Dès le début de ses activités comme pâtissier, Loïc Crépin avait envie de produire des petites choses originales et de préférence ayant un rapport avec son environnement. C’est ainsi qu’il crée deux chocolats : la cloche de Saint-Vulfran et le pavé de Saint-Vulfran. Ce dernier fait référence aux pavés des rues qui entouraient autrefois l’église du village : « Il y a une quinzaine d’années, on a enlevé tous les pavés d’origine autour de la collégiale de Saint-Vulfran.
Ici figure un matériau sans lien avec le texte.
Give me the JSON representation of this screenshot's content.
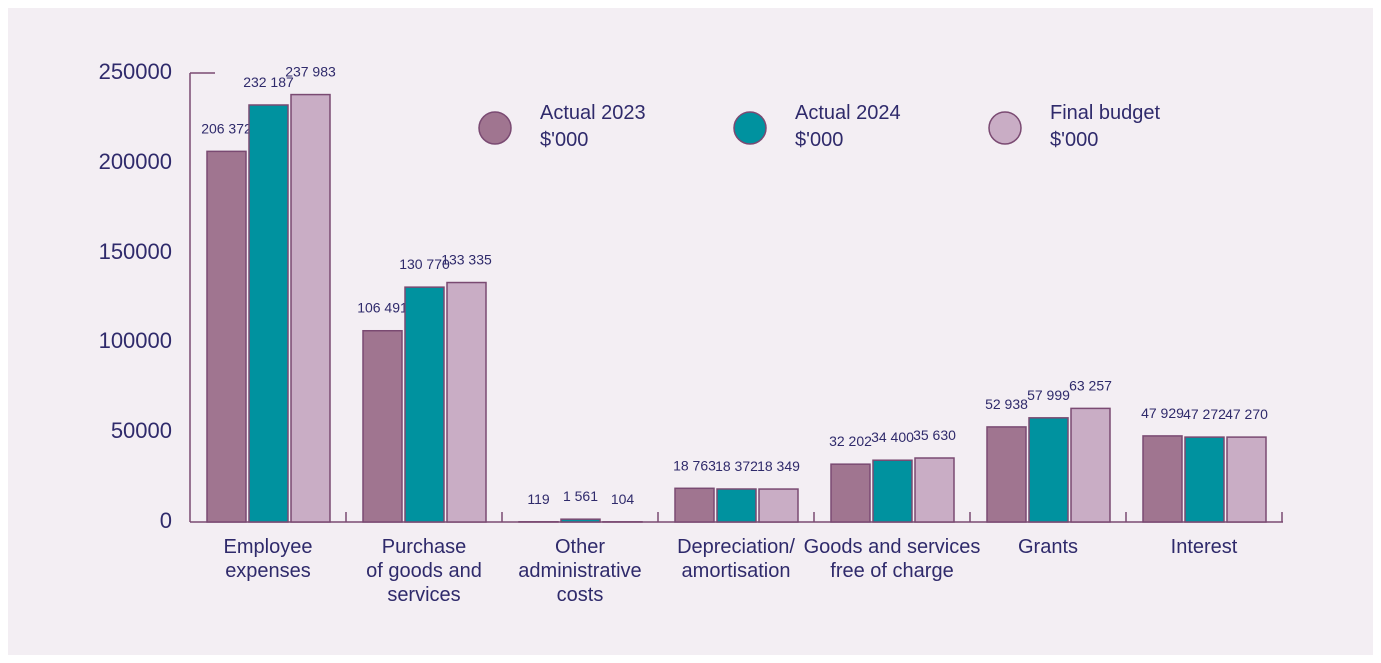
{
  "chart_data": {
    "type": "bar",
    "categories": [
      "Employee\nexpenses",
      "Purchase\nof goods and\nservices",
      "Other\nadministrative\ncosts",
      "Depreciation/\namortisation",
      "Goods and services\nfree of charge",
      "Grants",
      "Interest"
    ],
    "series": [
      {
        "name": "Actual 2023\n$'000",
        "color": "#a07590",
        "values": [
          206372,
          106491,
          119,
          18763,
          32202,
          52938,
          47929
        ],
        "value_labels": [
          "206 372",
          "106 491",
          "119",
          "18 763",
          "32 202",
          "52 938",
          "47 929"
        ]
      },
      {
        "name": "Actual 2024\n$'000",
        "color": "#00929f",
        "values": [
          232187,
          130770,
          1561,
          18372,
          34400,
          57999,
          47272
        ],
        "value_labels": [
          "232 187",
          "130 770",
          "1 561",
          "18 372",
          "34 400",
          "57 999",
          "47 272"
        ]
      },
      {
        "name": "Final budget\n$'000",
        "color": "#c9adc5",
        "values": [
          237983,
          133335,
          104,
          18349,
          35630,
          63257,
          47270
        ],
        "value_labels": [
          "237 983",
          "133 335",
          "104",
          "18 349",
          "35 630",
          "63 257",
          "47 270"
        ]
      }
    ],
    "ylim": [
      0,
      250000
    ],
    "yticks": [
      0,
      50000,
      100000,
      150000,
      200000,
      250000
    ]
  }
}
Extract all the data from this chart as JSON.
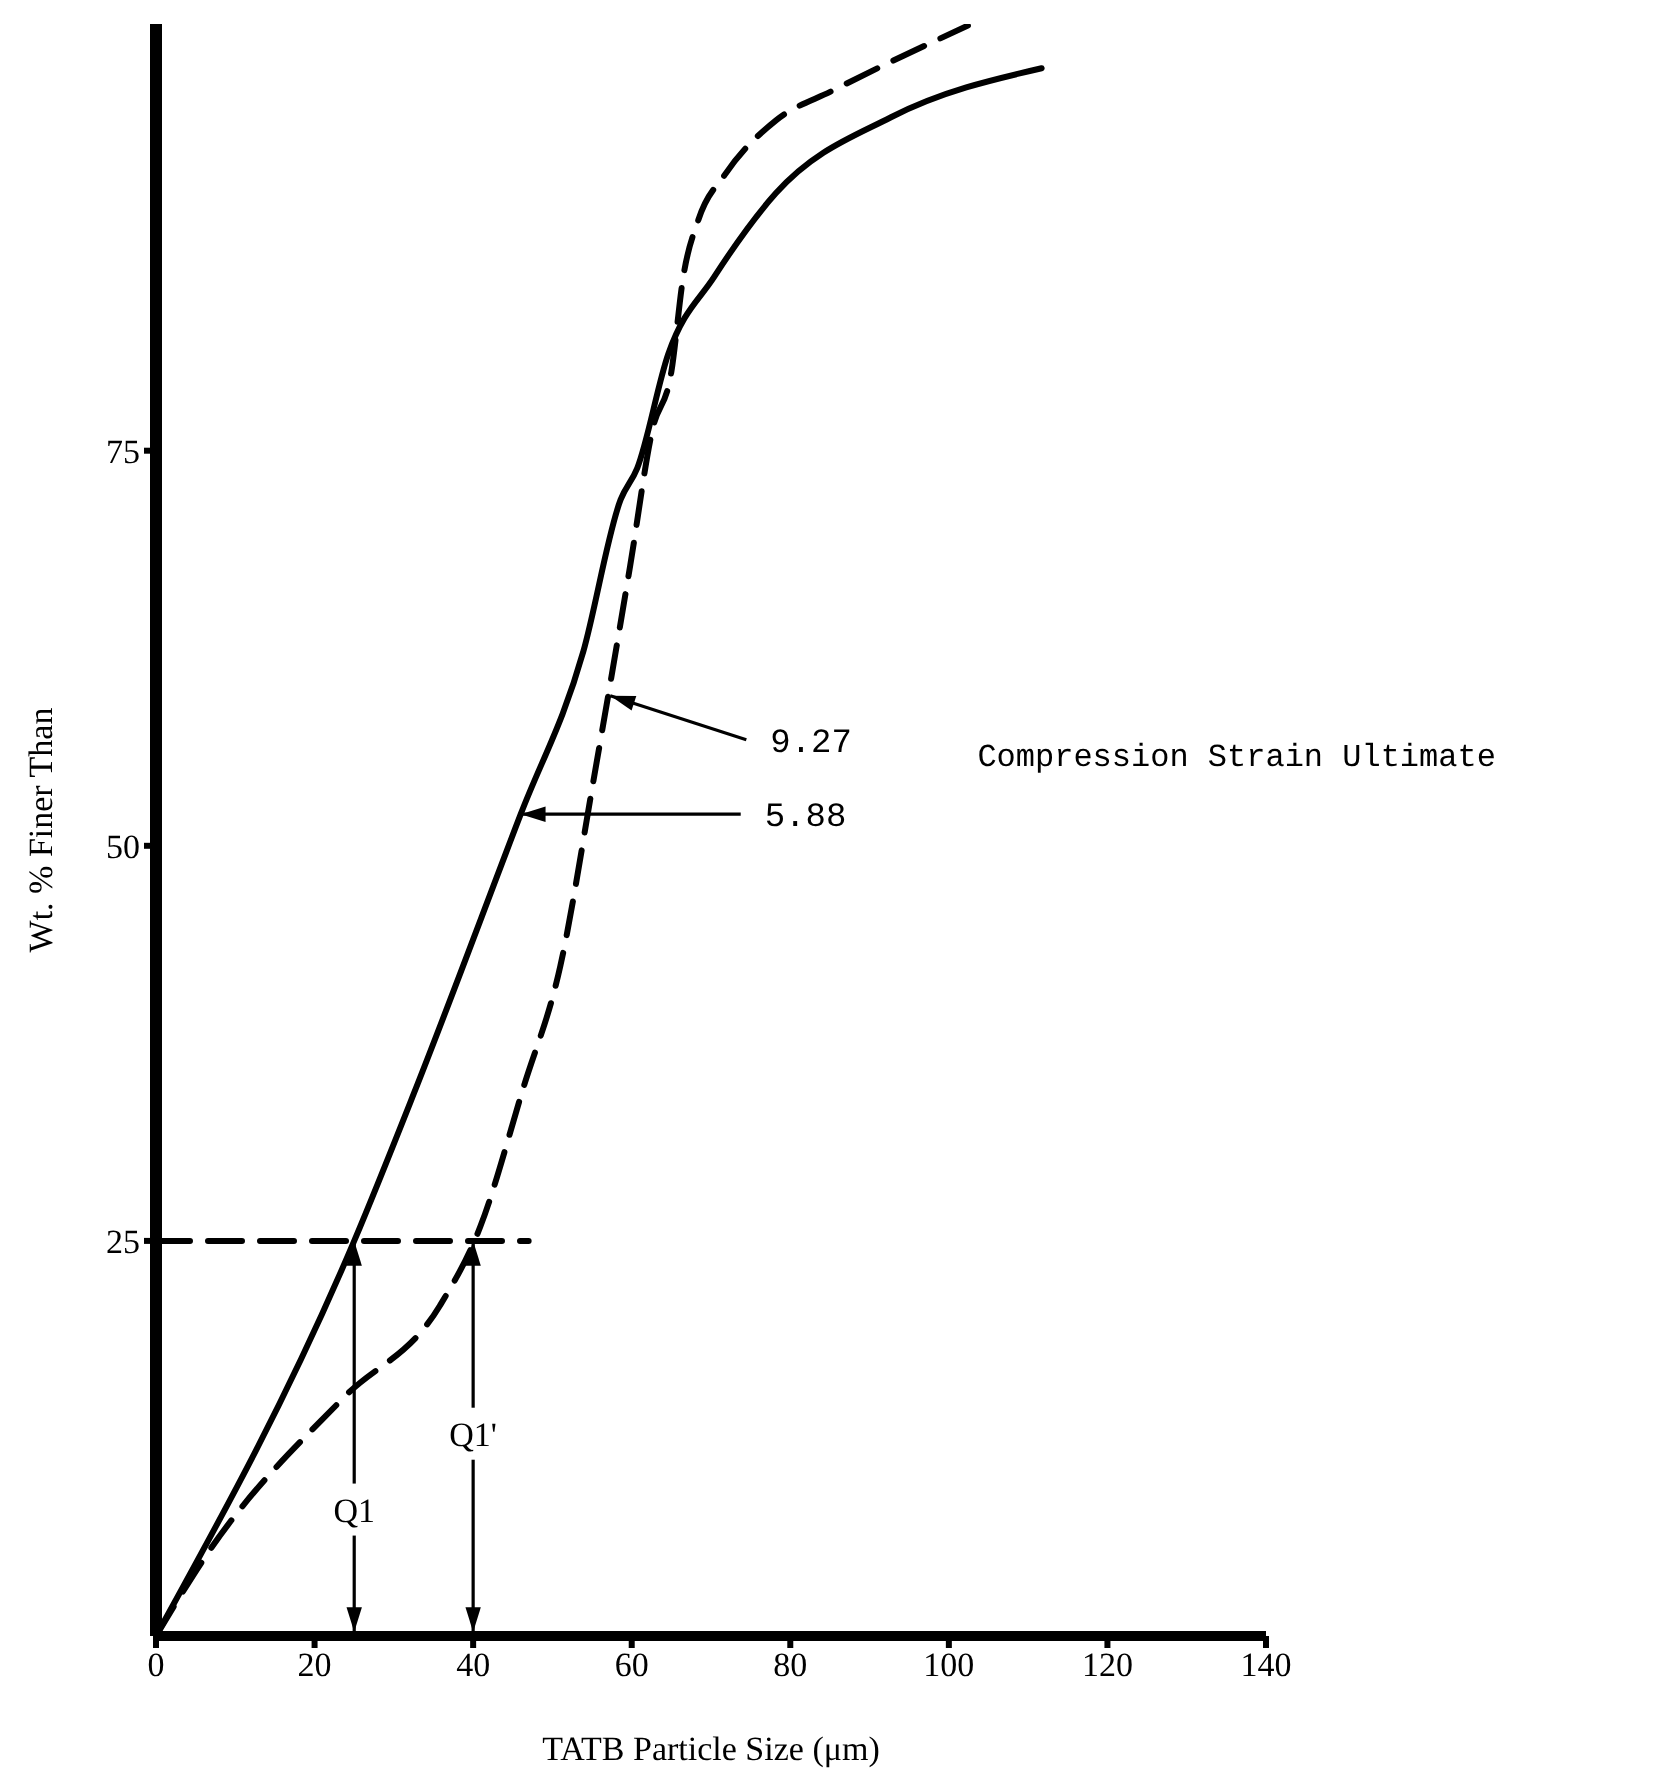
{
  "chart_data": {
    "type": "line",
    "xlabel": "TATB Particle Size (μm)",
    "ylabel": "Wt. % Finer Than",
    "xlim": [
      0,
      140
    ],
    "xticks": [
      0,
      20,
      40,
      60,
      80,
      100,
      120,
      140
    ],
    "ylim": [
      0,
      102
    ],
    "yticks": [
      25,
      50,
      75
    ],
    "marker": "none",
    "series": [
      {
        "color": "#000000",
        "line_style": "solid",
        "x": [
          0,
          25,
          32.5,
          46,
          53.9,
          58.6,
          60.7,
          64.6,
          70.4,
          78.2,
          92.7,
          111.7
        ],
        "values": [
          0,
          25,
          34.3,
          52,
          62.3,
          71.9,
          73.9,
          81.1,
          86,
          91.3,
          96.1,
          99.2
        ]
      },
      {
        "color": "#000000",
        "line_style": "dashed",
        "x": [
          0,
          6.6,
          23.7,
          35.8,
          40.9,
          46.4,
          51,
          55.2,
          59.8,
          62.6,
          65,
          66.5,
          68.4,
          71.8,
          78.2,
          85.4,
          102.4
        ],
        "values": [
          0,
          5.3,
          15.1,
          20.9,
          25.9,
          34.8,
          42.4,
          54.2,
          67.7,
          76.3,
          80,
          86,
          89.6,
          92.5,
          95.9,
          97.8,
          101.9
        ]
      },
      {
        "color": "#000000",
        "line_style": "dashed",
        "x": [
          0,
          47
        ],
        "values": [
          25,
          25
        ]
      }
    ],
    "annotations": [
      {
        "text": "9.27",
        "x": 57.3,
        "y": 59.5
      },
      {
        "text": "5.88",
        "x": 46,
        "y": 52
      },
      "Compression Strain Ultimate",
      {
        "text": "Q1",
        "x": 25,
        "y": 8
      },
      {
        "text": "Q1'",
        "x": 40,
        "y": 12.8
      }
    ]
  }
}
J’ai voulu faire de ces pavés une image de notre patrimoine. » Quant à la cloche de Saint-Vulfran, c’est un chocolat en forme de cloche avec un caramel semi-liquide à l’orange ou à la poire. « Les touristes adorent ce genre de petits chocolats, pour eux c’est typique de chez nous. »
Avant d’en devenir le propriétaire, cela faisait dix ans que Loïc Crépin travaillait pour la pâtisserie. Les années passées à acquérir de l’expérience lui donnent l’envie de se lancer à son compte : « J’ai annoncé à mon patron que je voulais ouvrir ma propre pâtisserie. Il a été un peu surpris, puis, il m’a offert de reprendre le commerce. »
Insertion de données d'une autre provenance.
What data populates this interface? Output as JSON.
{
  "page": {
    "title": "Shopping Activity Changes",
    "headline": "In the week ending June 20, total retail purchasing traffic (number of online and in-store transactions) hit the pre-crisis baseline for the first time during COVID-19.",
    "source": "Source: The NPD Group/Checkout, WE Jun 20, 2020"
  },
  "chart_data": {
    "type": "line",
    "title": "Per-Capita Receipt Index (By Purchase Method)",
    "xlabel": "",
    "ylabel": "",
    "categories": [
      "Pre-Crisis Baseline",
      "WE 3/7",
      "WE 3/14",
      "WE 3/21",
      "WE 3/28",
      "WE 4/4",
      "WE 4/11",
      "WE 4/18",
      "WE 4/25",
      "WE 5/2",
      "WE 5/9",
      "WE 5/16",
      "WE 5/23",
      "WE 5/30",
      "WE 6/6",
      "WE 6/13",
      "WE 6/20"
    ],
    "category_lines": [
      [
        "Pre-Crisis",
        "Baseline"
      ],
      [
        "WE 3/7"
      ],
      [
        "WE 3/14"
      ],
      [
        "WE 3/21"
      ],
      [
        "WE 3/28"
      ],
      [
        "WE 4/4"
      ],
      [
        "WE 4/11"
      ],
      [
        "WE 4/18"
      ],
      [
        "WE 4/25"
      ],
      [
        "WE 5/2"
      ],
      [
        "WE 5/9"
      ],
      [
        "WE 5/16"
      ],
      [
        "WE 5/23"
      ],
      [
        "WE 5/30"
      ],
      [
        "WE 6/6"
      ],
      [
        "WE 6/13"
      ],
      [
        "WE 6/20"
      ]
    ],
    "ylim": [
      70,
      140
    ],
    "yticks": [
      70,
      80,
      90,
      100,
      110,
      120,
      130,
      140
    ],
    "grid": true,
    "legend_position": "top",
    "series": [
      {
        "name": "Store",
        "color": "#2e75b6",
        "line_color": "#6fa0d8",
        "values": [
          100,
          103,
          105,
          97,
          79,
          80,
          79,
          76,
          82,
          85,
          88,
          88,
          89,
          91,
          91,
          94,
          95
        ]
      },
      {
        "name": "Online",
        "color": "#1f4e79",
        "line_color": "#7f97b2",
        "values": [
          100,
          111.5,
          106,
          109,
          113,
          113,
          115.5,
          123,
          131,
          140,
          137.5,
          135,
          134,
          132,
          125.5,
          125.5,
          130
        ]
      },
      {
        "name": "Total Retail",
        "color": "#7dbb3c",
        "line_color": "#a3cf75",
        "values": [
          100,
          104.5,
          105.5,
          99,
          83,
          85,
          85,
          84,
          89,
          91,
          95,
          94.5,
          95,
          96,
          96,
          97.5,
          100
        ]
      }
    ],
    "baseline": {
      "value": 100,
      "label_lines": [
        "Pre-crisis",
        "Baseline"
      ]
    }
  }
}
Loïc Crépin offre des pâtisseries du jour qui ne supportent pas de rester plus de quarante-huit heures sous la vitre d’étalage ; une variété incroyable d’éclairs, des mille-feuilles, des saint-Honoré, des Paris-Brest, etc. « Ce sont des pâtisseries délicates qu’on ne peut pas garder longtemps. Mais avec le temps, j’ai appris à en produire juste assez pour ne pas avoir de pertes. » À côté de ces desserts, on trouve les pralines - ganaches, pralinés, pâtes d’amandes, etc.- et une section boulangerie. Et puis, il y a la section des glaces, pas moins de vingt-cinq saveurs. L’été, le comptoir réfrigéré est placé à l’extérieur, histoire de faire un clin d’½il au client. « On fait tout nous-mêmes, sauf le pain », tient à souligner le pâtissier.
Presque chaque année, il confectionne de nouveaux produits. Les dernières trouvailles : un praliné croquant avec mousse au chocolat blanc et mousse à la framboise et une gelée de framboise avec une mousse passion. Mais, Abbeville, ce n’est pas Paris. Les produits audacieux qu’on retrouve dans la capitale feraient peu d’adeptes dans la Somme : « Tout ce qui est concocté à base d’épices, de lavande ou de coquelicot n’aurait pas d’avenir dans notre région. Les gens aiment ce qui est classique et qui leur rappelle les desserts et les confiseries de leur enfance. »
Deux employés aident le pâtissier en laboratoire, alors que sa femme est au comptoir avec une employée. Le commerce est ouvert sept jours sur sept, ce qui implique de nombreuses heures de présence en magasin. Toutefois, le couple se ménage des horaires en famille : « Ma femme se réserve le mardi et le mercredi toute la journée, et moi, seulement des demi-journées ».
Légende La fraîcheur et la variété sont les deux axes sur lesquels Loïc Crépin a tracé sa voie pour réussir dans son métier de pâtissier.